When just the two major parties are considered, their analysis predicts that Romney will receive 51.9% of the vote compared to Obama’s predicted 48.1% nationally.
According to the two political science professors Kenneth Bickers and Michael Berry, the “key is the economy”. The two explained their “prediction model”:
“[The] prediction model stresses economic data from the 50 states and the District of Columbia, including both state and national unemployment figures as well as changes in real per capita income, among other factors.”
This model, developed by Bickers and Berry, is the only one of its type to include more than one state-level measure of economic conditions.
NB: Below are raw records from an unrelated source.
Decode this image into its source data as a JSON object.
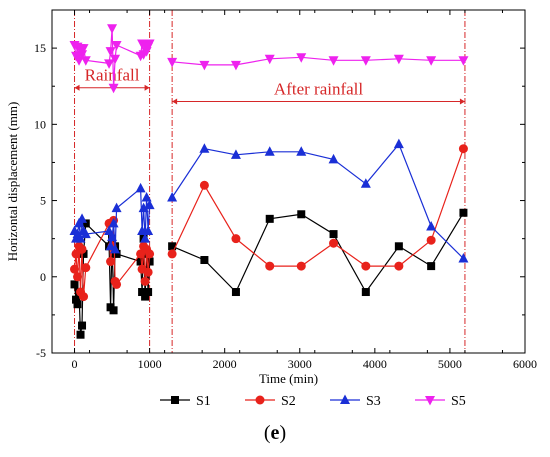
{
  "figure": {
    "panel_label_open": "(",
    "panel_label_letter": "e",
    "panel_label_close": ")"
  },
  "chart_data": {
    "type": "line",
    "xlabel": "Time (min)",
    "ylabel": "Horizontal displacement (mm)",
    "xlim": [
      -300,
      6000
    ],
    "ylim": [
      -5,
      17.5
    ],
    "xticks": [
      0,
      1000,
      2000,
      3000,
      4000,
      5000,
      6000
    ],
    "yticks": [
      -5,
      0,
      5,
      10,
      15
    ],
    "legend_position": "bottom",
    "annotations": [
      {
        "label": "Rainfall",
        "x_start": 0,
        "x_end": 1000,
        "y": 12.4,
        "color": "#d62728"
      },
      {
        "label": "After rainfall",
        "x_start": 1300,
        "x_end": 5200,
        "y": 11.5,
        "color": "#d62728"
      }
    ],
    "vertical_lines": [
      0,
      1000,
      1300,
      5200
    ],
    "series": [
      {
        "name": "S1",
        "color": "#000000",
        "marker": "square",
        "x": [
          0,
          20,
          40,
          60,
          80,
          100,
          120,
          150,
          460,
          480,
          500,
          520,
          540,
          560,
          880,
          900,
          920,
          940,
          960,
          980,
          1000,
          1300,
          1730,
          2150,
          2600,
          3020,
          3450,
          3880,
          4320,
          4750,
          5180
        ],
        "y": [
          -0.5,
          -1.5,
          -1.8,
          -1.0,
          -3.8,
          -3.2,
          1.5,
          3.5,
          2.0,
          -2.0,
          2.5,
          -2.2,
          2.0,
          1.5,
          1.0,
          -1.0,
          2.5,
          -1.3,
          1.5,
          -1.0,
          1.0,
          2.0,
          1.1,
          -1.0,
          3.8,
          4.1,
          2.8,
          -1.0,
          2.0,
          0.7,
          4.2
        ]
      },
      {
        "name": "S2",
        "color": "#e8221b",
        "marker": "circle",
        "x": [
          0,
          20,
          40,
          60,
          80,
          100,
          120,
          150,
          460,
          480,
          500,
          520,
          540,
          560,
          880,
          900,
          920,
          940,
          960,
          980,
          1000,
          1300,
          1730,
          2150,
          2600,
          3020,
          3450,
          3880,
          4320,
          4750,
          5180
        ],
        "y": [
          0.5,
          1.5,
          0.0,
          2.0,
          -1.0,
          1.8,
          -1.3,
          0.6,
          3.5,
          1.0,
          2.0,
          3.7,
          -0.3,
          -0.5,
          1.5,
          0.5,
          2.0,
          -0.3,
          1.8,
          0.3,
          1.5,
          1.5,
          6.0,
          2.5,
          0.7,
          0.7,
          2.2,
          0.7,
          0.7,
          2.4,
          8.4
        ]
      },
      {
        "name": "S3",
        "color": "#1a2fd6",
        "marker": "triangle-up",
        "x": [
          0,
          20,
          40,
          60,
          80,
          100,
          120,
          150,
          460,
          480,
          500,
          520,
          540,
          560,
          880,
          900,
          920,
          940,
          960,
          980,
          1000,
          1300,
          1730,
          2150,
          2600,
          3020,
          3450,
          3880,
          4320,
          4750,
          5180
        ],
        "y": [
          3.0,
          2.5,
          2.8,
          3.5,
          2.5,
          3.8,
          3.0,
          2.8,
          3.0,
          2.0,
          2.6,
          3.5,
          1.8,
          4.5,
          5.8,
          3.0,
          4.5,
          2.5,
          5.2,
          3.0,
          4.7,
          5.2,
          8.4,
          8.0,
          8.2,
          8.2,
          7.7,
          6.1,
          8.7,
          3.3,
          1.2
        ]
      },
      {
        "name": "S5",
        "color": "#ee22ee",
        "marker": "triangle-down",
        "x": [
          0,
          20,
          40,
          60,
          80,
          100,
          120,
          150,
          460,
          480,
          500,
          520,
          540,
          560,
          880,
          900,
          920,
          940,
          960,
          980,
          1000,
          1300,
          1730,
          2150,
          2600,
          3020,
          3450,
          3880,
          4320,
          4750,
          5180
        ],
        "y": [
          15.2,
          14.5,
          15.1,
          14.2,
          15.0,
          14.6,
          15.0,
          14.2,
          14.0,
          14.8,
          16.3,
          12.4,
          14.3,
          15.2,
          14.5,
          15.3,
          14.6,
          15.2,
          14.8,
          15.1,
          15.3,
          14.1,
          13.9,
          13.9,
          14.3,
          14.4,
          14.2,
          14.2,
          14.3,
          14.2,
          14.2
        ]
      }
    ]
  }
}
The research also shows that voters hold Democrats more responsible for unemployment, while Republicans are held more responsible for per capita income. And, we say, carry on voters! Check out the charts below.
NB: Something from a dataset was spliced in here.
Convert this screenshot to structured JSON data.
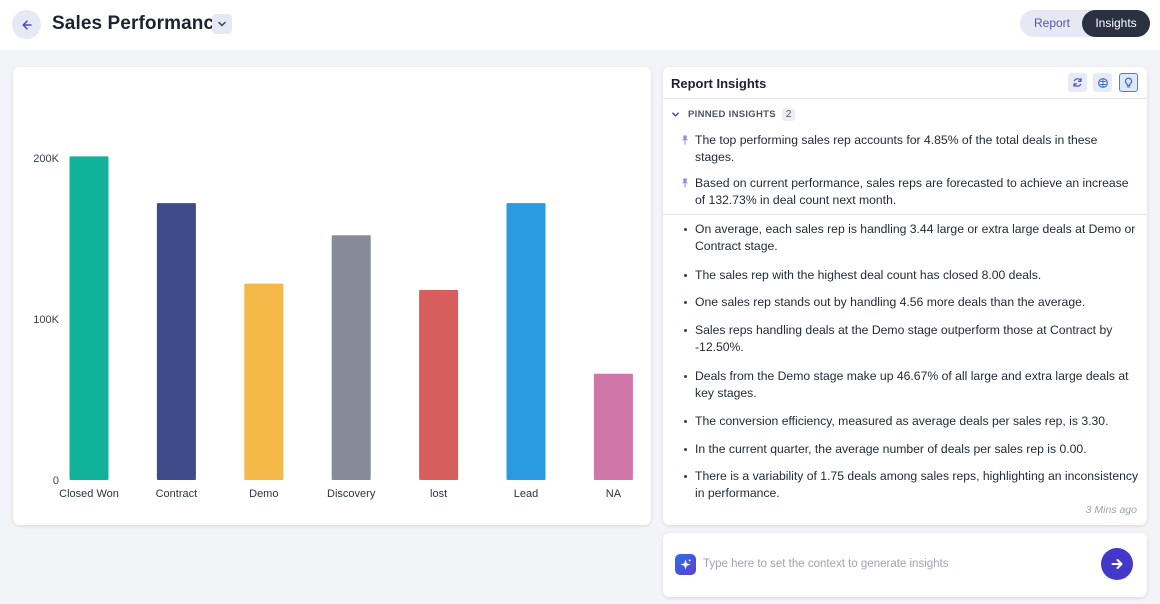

When Obama took office in January 2009, unemployment in Colorado was just 6.6%. As of the last Bureau of Labor Statistics report, the July 2012 unemployment is at 8.3%. Ouch.
Contrast that with per capita income, which is a yearly compilation. It’s risen 9.3% in the same time period. In 2009, the average Colorado per capita income was $41,388 and in 2011, the average Colorado per capita income was $44,088, according to the U.S. Department of Commerce.
Bickers noted that the “president is in electoral trouble” and the two predict that President Obama will win just 218 electoral votes, which is shy of the 270 required to win. Further, they also predict that Romney will win 52.9% of the popular vote compared to Obama’s 47.1% of the vote in Colorado; however, this analysis only considers the two major political parties.
Berry also weighed in on the analysis:
“For the last eight presidential elections, this model has correctly predicted the winner. …What remains to be seen is whether voters will consider the economy in relative or absolute terms. If it’s the former, the president may receive credit for the economy’s trajectory and win a second term. In the latter case, Romney should pick up a number of states Obama won in 2008.”
Those states, considered swing states, include North Carolina, Virginia, New Hampshire, Wisconsin, Minnesota, Pennsylvania, Ohio, and Florida.
Given the steep rise in unemployment just in Colorado, we could hardly blame voters for wanting a change.